Viele Dienstleister versuchen, Regelungen zum Ausfallhonorar in ihren AGB zu verankern. Bei Terminvereinbarung per Telefon ist das nachweisliche Einbeziehen der AGB allerdings ein Problem. Wie soll der Fotograf später beweisen, dass er klar darauf hingewiesen hat, dass die AGB und damit die Ausfallhonorar-Klausel Teil des Vertrags sind?
Wenn deshalb am Telefon nur der Termin abgesprochen und der Vertragsabschluss mit Einbeziehung der AGB aufs erste Treffen verschoben wird, stellt sich das oben erwähnte Problem: Dann ist die Kundin nicht vertraglich gebunden.
Außerdem verbietet das AGB-Recht viele denkbare Klauseln. Ausfallhonorare mit pauschalierten Schadenersatz-Forderungen, die den Wert des Schadens übersteigen können sind ebenso ein Verstoß gegen die Bestimmungen wie ein Ausschluss der Möglichkeit für die Gegenseite, die Schadenshöhe zu bestreiten (§ 309 BGB). Darüber hinaus darf die Ausfallhonorar-Klausel weder unklar noch unverständlich sein (§ 307 BGB). Es sollte klar hervorgehen, unter welchen Umständen das Ausfallhonorar fällig wird und wie hoch es ausfällt.
Sind die Kunden Unternehmer und keine Verbraucher, besteht etwas mehr Spielraum in der AGB-Gestaltung. Zum Beispiel gilt in diesem Fall § 309 BGB nicht. Aber selbst gegenüber Geschäftskunden wenden die Gerichte in der Regel vergleichbare Grundsätze bei der Inhaltskontrolle von Allgemeinen Geschäftsbedingungen an.
Für Ausfallhonorare in den Heilberufen gelten eigene Vorschriften. Das Bürgerliche Gesetzbuch regelt Behandlungsverträge, wie sie Therapeuten, Ärzte und Angehörige anderer Heilberufe mit ihren Patienten abschließen, in einem eigenen Abschnitt (§§ 630a - 630h BGB). Zudem existiert eine eigene Rechtsprechung der Gerichte zu Ausfallhonoraren, die von Patienten gefordert werden.
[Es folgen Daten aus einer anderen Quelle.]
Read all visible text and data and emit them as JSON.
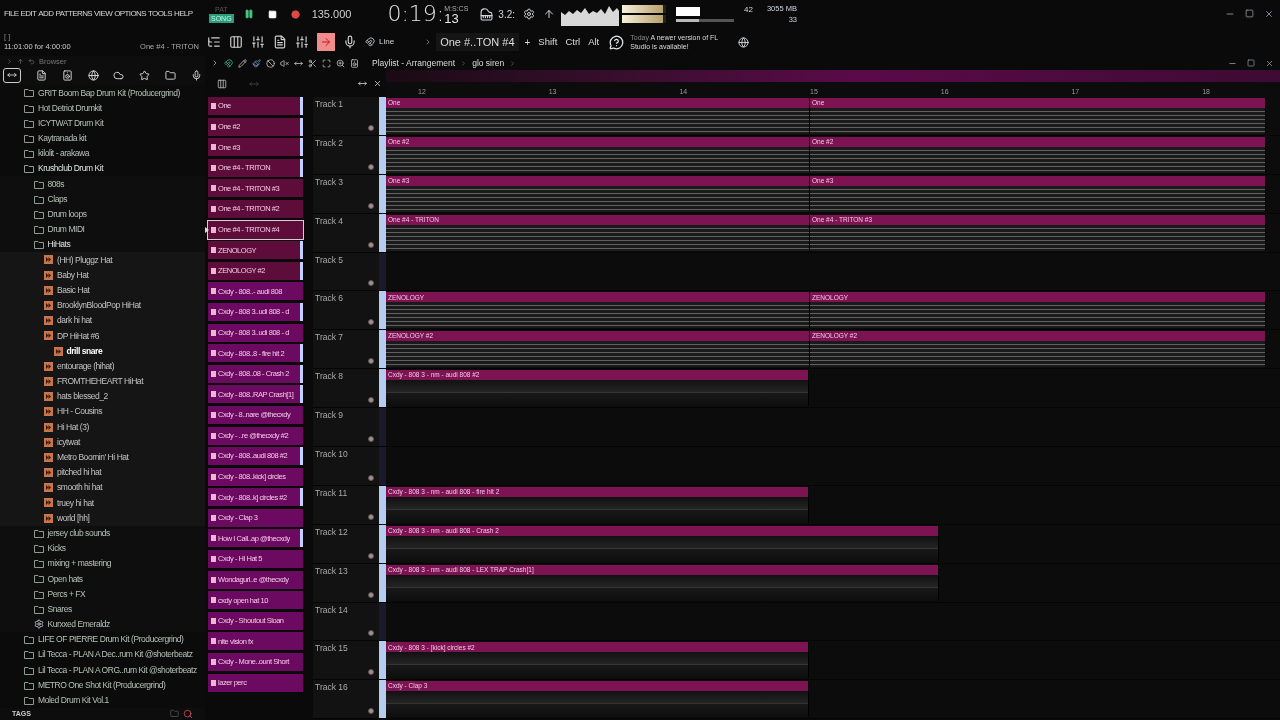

Eine Darstellung der besonderen Rechtslage zu Ausfallhonoraren in den Heilberufen würde das Format dieses Artikels sprengen. Informationen liefert die Verbraucherzentrale aus Patientensicht. Rechtsanwältin Annett Sterrer gibt Hinweise aus Perspektive des Arztes, ebenso das Radiologen-Wirtschaftsforum.
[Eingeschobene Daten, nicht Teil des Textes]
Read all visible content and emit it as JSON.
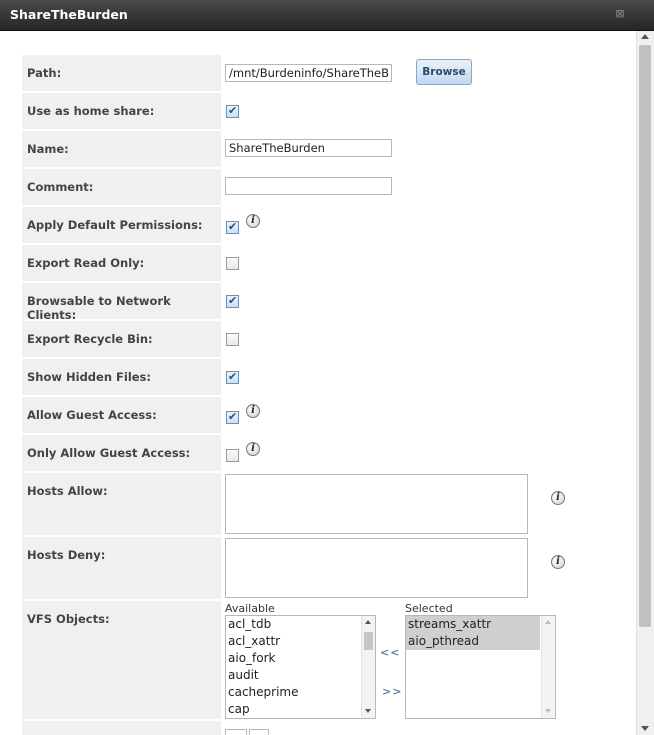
{
  "window": {
    "title": "ShareTheBurden",
    "close_glyph": "⊠"
  },
  "form": {
    "path": {
      "label": "Path:",
      "value": "/mnt/Burdeninfo/ShareTheB",
      "browse_label": "Browse"
    },
    "home_share": {
      "label": "Use as home share:",
      "checked": true
    },
    "name": {
      "label": "Name:",
      "value": "ShareTheBurden"
    },
    "comment": {
      "label": "Comment:",
      "value": ""
    },
    "default_perms": {
      "label": "Apply Default Permissions:",
      "checked": true
    },
    "read_only": {
      "label": "Export Read Only:",
      "checked": false
    },
    "browsable": {
      "label": "Browsable to Network Clients:",
      "checked": true
    },
    "recycle_bin": {
      "label": "Export Recycle Bin:",
      "checked": false
    },
    "hidden_files": {
      "label": "Show Hidden Files:",
      "checked": true
    },
    "guest_access": {
      "label": "Allow Guest Access:",
      "checked": true
    },
    "guest_only": {
      "label": "Only Allow Guest Access:",
      "checked": false
    },
    "hosts_allow": {
      "label": "Hosts Allow:",
      "value": ""
    },
    "hosts_deny": {
      "label": "Hosts Deny:",
      "value": ""
    },
    "vfs": {
      "label": "VFS Objects:",
      "available_caption": "Available",
      "selected_caption": "Selected",
      "move_left": "<<",
      "move_right": ">>",
      "available": [
        "acl_tdb",
        "acl_xattr",
        "aio_fork",
        "audit",
        "cacheprime",
        "cap"
      ],
      "selected": [
        "streams_xattr",
        "aio_pthread"
      ]
    }
  },
  "icons": {
    "info": "i",
    "check": "✔"
  },
  "colors": {
    "titlebar": "#333333",
    "label_bg": "#f0f0f0",
    "button_bg": "#c3d8ee",
    "selected_item": "#cfcfcf"
  }
}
Vorschüsse und Abschlagszahlungen sind als Alternative zu Ausfallhonoraren nicht immer eine Lösung.
Wenn Selbstständige sich den Anspruch auf Ausfallhonorare sichern wollen, sollten sie in eine anwaltliche Beratung investieren. Wer entsprechende Klauseln einfach kopiert oder selbst formuliert, bleibt im Ernstfall schnell auf seiner Forderung sitzen.
Zum Glück können auch organisatorische Maßnahmen dazu beitragen, dass Selbstständige und Freiberufler nicht vergeblich warten: eine Erinnerungs-SMS am Tag vor dem Termin zum Beispiel.